My neighbor has admitted that the laundry fairy may have suffocated in her laundry room.
Damn. So I guess that means I have to do it all myself.
Until the laundry fairy's demise can be confirmed, I am enacting a new policy: If it smells clean, it is clean. If it's iffy, spray it with Febreeze. If it's dirty, don't plan on wearing it anytime soon.
A good friend is helping me rustle up some high school-aged babysitters for my monkeys, but in the meantime she bailed me out. I'm not sure who will be more ready for bedtime, her or my kids. She's a helpful empty-nester like that.
I told her to stay away from my laundry. I know it's bad and my laundry room is frightening. I want her to respect me in the morning. And I'm not sure if any of Hubby's underwear has holes. And that's just sad.
So in retribution, she cleaned up my kitchen and even LIT A CANDLE. Hubby raised an eyebrow as he looked around. I assured him it wasn't me. Dummy said without thinking, "Yeah I noticed."
Don't worry. He will pay for that one.
I figured she stopped there, but oh no... Hubby and I went to the basement to watch basketball, I mean the State of the Union, I mean... uh... right. Anyhoo, I saw something I haven't seen in a long, long time.
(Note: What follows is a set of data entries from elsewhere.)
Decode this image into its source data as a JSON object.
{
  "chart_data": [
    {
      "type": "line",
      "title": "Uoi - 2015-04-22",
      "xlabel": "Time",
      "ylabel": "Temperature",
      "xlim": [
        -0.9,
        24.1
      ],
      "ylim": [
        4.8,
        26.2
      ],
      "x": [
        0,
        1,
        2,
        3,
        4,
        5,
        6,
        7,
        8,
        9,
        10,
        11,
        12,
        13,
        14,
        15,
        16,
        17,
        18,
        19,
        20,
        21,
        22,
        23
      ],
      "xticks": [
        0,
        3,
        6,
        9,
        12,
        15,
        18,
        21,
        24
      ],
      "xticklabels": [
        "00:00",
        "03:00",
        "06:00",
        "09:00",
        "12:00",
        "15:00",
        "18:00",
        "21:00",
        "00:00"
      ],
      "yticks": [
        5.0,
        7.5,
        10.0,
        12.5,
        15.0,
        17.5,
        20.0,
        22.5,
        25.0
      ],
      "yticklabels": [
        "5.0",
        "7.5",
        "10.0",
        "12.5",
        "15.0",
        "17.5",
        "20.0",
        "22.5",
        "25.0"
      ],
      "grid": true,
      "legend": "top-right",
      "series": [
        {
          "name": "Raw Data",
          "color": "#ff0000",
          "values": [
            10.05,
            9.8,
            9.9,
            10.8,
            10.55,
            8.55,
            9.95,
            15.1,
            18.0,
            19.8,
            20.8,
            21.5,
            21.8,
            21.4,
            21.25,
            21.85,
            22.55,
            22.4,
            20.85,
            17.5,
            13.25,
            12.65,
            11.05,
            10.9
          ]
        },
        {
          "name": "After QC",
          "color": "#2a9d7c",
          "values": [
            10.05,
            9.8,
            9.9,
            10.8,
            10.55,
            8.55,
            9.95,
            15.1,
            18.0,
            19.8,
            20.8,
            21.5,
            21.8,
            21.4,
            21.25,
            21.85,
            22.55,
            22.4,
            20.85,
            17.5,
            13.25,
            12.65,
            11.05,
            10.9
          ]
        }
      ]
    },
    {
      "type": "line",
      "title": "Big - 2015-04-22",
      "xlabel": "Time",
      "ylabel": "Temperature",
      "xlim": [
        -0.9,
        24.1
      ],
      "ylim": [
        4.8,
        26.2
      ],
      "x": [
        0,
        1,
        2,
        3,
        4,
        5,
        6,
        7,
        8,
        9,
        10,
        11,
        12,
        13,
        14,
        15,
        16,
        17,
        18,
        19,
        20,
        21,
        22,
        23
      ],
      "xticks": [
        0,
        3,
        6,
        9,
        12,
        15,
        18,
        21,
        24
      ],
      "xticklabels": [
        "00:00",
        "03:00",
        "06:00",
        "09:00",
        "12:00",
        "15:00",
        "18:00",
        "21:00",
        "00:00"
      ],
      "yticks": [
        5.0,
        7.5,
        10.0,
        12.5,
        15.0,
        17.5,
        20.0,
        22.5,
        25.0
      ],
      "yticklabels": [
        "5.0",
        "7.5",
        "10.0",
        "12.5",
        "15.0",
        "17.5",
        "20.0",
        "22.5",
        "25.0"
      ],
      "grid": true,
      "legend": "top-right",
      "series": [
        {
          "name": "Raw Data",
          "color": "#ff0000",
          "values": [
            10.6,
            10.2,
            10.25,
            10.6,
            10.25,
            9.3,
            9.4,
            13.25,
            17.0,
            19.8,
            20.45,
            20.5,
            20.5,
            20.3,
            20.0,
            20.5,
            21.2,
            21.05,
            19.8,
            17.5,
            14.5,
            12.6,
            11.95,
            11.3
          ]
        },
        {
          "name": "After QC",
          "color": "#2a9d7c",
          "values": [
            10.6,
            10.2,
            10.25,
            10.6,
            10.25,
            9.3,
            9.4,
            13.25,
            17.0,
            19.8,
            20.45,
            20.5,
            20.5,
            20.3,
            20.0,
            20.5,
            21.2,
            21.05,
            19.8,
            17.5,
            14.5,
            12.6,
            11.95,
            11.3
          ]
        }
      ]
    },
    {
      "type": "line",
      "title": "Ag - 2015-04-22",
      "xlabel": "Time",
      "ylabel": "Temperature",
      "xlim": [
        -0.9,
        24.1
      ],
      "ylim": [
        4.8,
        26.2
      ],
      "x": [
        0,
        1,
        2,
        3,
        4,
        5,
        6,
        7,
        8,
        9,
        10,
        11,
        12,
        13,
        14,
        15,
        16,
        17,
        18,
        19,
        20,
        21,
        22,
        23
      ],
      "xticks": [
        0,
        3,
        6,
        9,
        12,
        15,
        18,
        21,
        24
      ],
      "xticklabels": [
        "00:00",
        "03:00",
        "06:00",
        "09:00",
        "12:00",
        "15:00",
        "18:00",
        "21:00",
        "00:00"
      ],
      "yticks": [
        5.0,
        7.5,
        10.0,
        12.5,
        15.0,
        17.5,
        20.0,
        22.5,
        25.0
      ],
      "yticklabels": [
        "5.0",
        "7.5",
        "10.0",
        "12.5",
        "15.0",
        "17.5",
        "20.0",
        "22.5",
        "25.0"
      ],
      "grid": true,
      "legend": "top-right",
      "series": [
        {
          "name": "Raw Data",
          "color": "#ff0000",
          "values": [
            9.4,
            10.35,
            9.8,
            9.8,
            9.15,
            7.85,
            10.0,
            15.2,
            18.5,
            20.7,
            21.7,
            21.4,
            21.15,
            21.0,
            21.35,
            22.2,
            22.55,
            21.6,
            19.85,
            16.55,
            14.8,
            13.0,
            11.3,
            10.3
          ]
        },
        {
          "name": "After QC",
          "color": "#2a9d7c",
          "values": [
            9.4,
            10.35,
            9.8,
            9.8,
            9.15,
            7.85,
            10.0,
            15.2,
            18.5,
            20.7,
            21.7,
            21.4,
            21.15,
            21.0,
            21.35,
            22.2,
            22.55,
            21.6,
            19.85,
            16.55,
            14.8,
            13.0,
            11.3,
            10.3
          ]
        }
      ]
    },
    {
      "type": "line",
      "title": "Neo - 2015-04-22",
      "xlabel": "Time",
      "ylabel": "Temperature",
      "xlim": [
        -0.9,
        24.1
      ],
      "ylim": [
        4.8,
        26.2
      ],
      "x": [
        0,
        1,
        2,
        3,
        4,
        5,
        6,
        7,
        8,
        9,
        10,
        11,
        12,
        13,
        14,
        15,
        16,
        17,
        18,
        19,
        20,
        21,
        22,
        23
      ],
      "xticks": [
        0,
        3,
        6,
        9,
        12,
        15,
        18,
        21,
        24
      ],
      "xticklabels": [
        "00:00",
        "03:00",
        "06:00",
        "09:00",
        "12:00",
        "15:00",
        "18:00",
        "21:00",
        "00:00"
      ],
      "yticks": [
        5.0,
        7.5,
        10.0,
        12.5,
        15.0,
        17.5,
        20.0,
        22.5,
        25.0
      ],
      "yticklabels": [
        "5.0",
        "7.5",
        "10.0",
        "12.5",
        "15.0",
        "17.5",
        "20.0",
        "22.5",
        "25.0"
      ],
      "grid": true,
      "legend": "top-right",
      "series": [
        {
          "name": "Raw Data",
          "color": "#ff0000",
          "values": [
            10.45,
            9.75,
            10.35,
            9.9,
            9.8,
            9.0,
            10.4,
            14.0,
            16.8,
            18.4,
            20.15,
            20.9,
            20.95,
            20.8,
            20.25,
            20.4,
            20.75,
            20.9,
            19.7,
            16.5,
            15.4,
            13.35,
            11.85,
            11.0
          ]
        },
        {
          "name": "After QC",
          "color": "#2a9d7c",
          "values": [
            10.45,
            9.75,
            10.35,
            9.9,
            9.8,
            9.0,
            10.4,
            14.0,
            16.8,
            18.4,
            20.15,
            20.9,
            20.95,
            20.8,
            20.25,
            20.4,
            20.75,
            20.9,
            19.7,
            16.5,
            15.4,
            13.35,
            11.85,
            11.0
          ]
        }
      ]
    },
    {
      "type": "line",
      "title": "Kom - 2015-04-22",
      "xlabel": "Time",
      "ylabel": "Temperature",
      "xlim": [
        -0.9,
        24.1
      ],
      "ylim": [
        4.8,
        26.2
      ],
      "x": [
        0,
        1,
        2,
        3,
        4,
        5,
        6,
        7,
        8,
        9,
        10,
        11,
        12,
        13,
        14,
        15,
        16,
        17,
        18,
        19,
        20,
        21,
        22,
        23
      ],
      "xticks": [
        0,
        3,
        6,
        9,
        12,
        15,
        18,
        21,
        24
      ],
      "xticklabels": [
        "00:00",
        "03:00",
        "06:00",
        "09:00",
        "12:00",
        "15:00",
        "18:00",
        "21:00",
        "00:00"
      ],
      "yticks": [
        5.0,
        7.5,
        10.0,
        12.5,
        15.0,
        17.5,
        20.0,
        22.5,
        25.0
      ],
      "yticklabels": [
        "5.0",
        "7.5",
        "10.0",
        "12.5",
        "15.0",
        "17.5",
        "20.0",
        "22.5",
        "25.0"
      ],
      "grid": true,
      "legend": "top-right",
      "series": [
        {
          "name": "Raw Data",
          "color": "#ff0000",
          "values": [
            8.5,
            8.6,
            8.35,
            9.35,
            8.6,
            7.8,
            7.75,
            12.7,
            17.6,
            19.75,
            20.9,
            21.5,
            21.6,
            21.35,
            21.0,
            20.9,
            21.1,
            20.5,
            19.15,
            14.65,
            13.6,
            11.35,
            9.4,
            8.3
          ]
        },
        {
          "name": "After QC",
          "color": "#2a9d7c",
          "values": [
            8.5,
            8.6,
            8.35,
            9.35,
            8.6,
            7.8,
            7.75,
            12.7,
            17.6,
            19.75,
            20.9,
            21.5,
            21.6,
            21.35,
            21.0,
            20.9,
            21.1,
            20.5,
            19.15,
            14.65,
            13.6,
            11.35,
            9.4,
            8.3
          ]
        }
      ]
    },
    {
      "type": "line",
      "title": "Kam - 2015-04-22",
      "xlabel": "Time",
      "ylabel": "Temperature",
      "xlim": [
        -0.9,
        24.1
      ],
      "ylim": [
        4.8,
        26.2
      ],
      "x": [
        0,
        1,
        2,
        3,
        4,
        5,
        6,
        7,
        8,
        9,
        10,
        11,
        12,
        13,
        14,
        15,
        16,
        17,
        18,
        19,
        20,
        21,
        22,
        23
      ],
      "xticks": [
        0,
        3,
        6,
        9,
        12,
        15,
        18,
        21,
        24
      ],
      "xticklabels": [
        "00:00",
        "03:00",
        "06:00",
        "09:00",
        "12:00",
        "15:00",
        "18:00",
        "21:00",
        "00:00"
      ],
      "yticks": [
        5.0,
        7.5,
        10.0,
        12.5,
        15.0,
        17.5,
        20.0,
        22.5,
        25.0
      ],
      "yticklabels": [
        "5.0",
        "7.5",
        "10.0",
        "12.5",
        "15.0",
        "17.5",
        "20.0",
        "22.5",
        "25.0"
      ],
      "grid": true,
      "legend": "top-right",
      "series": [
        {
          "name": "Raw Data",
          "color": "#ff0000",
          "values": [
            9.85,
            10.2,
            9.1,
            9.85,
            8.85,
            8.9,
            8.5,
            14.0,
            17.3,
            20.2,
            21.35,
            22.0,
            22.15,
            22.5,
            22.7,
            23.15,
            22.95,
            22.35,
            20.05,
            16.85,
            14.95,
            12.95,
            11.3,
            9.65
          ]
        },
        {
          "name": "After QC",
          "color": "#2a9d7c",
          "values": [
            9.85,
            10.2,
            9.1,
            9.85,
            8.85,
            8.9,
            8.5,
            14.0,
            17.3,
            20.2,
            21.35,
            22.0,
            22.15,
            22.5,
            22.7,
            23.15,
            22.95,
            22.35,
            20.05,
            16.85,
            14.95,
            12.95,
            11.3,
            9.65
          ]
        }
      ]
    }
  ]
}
The toy store yakkage that is normally covering every surface my little minions can reach - and some they can't - is neatly lined up against the wall. Like little angels were down here playing? Whuck? We may never play with those toys again. I may just have them come down here and sit on the floor to admire the neatness.
Either that or my friend needs to move in.
But not until I check our laundry for holes.